«A Esquina»
Conte de Ondjaki
491- «A ESQUINA»
Em [...], numa data social em que a vida por si só se tornou
difícil e azeda, um homem de meia-idade inventou uma profissão para si mesmo.
No sorriso da sua descoberta, pintou de verde-escuro um banco pequenino, passou
a manhã esperando que o sol ausente o secasse com a temperatura possível.
Engomou o fato castanho e escolheu aleatoriamente uma das muitas esquinas da
cidade. Num cartão pequeno escreveu à máquina: "tiram-se dúvidas".
Resistiu pacientemente aos primeiros vinte e três dias em
que ninguém caiu na tentação de lhe fazer uma pergunta que fosse. É sabido
que as pessoas paravam para ler o cartão, e que sorriam ou acenavam,
cumprimentando-o. Está escrito que ele ripostava com a agradabilidade do seu
sorriso curto, cordial, calmo. No vigésimo quarto dia uma criança
sentou-se no chão ao pé dele. Ao fim de algum tempo, sorriu. O homem também
sorriu. A criança, miopemente, soletrou com a boca e os olhos: ti-ram-se
dú-vi-das... Fechou o seu sorrisinho e olhou-o intrigada. Quando se preparava
para murmurar algo, ou quando o homem se preparava para murmurar algo de volta,
um senhor prostrou-se em frente ao banquinho, à mesinha, à criança, aos seus
sorrisos parecidos.
Não havia preços. O certo é que a criança todos os dias
sentava ali, o homem todos dias lá ia, as pessoas apareciam com mais
frequência. A esquina ficou conhecida como esquina da dúvida, onde ainda hoje
todos os cafés tem pinturas ou esculturas do homem, o banco, a mesa, o cartaz e
a criança ao lado - no chão.
Se chovia retiravam-se para um parapeito. Se fazia vento
aconchegavam as pernas um no outro. De longe, o que se via era o sorriso calmo,
cordial, curto do homem intercalado com palavras poucas, mansas. As pessoas
sorrindo se afastavam.
Numa tarde fria, bela, chegaram a acumular-se três pessoas
para tirarem dúvidas. Quando o homem disso se apercebeu, enternecido, olhou a
criança. A criança, supreendida com aquele olhar extenso, olhou o cartaz.
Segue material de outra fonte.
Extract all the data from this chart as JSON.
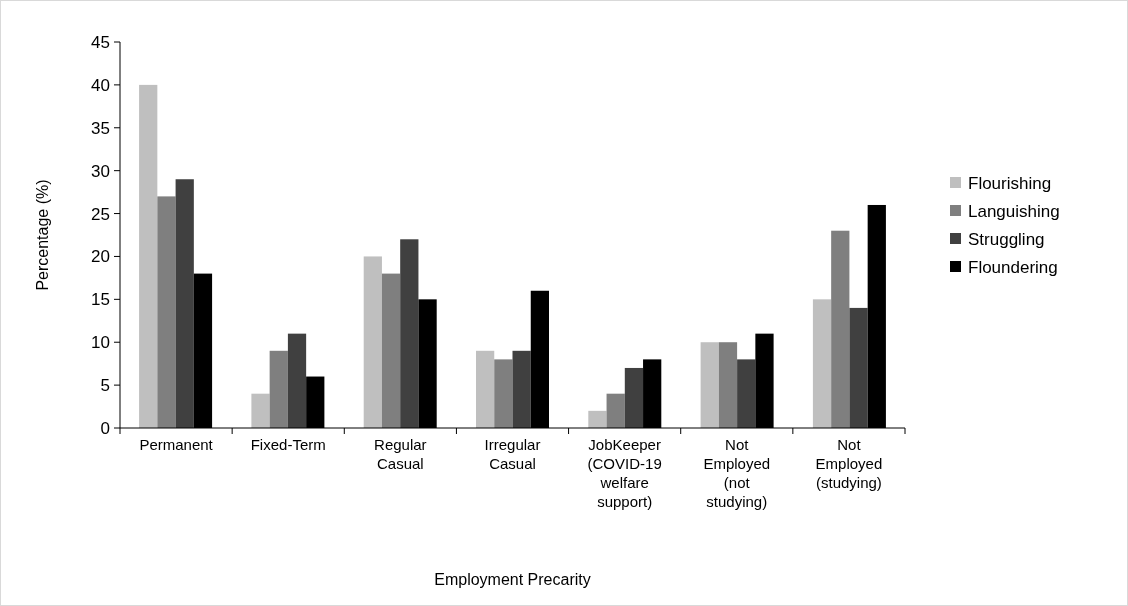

Soletrou mais alto do que da primeira vez, para que todos na fila
ouvissem: ti-ram-se dú-vi-das...
O tirador de dúvidas afagou o menino. Disse-lhe um
segredo: dúvida é quando não sabemos bem alguma coisa. O menino enxugou o
ranho transparente do seu lábio, sorriu, procurou a orelha peluda do
homem:dúvida é amanhã?
Mãos dadas, dúvida virou nome de esquina.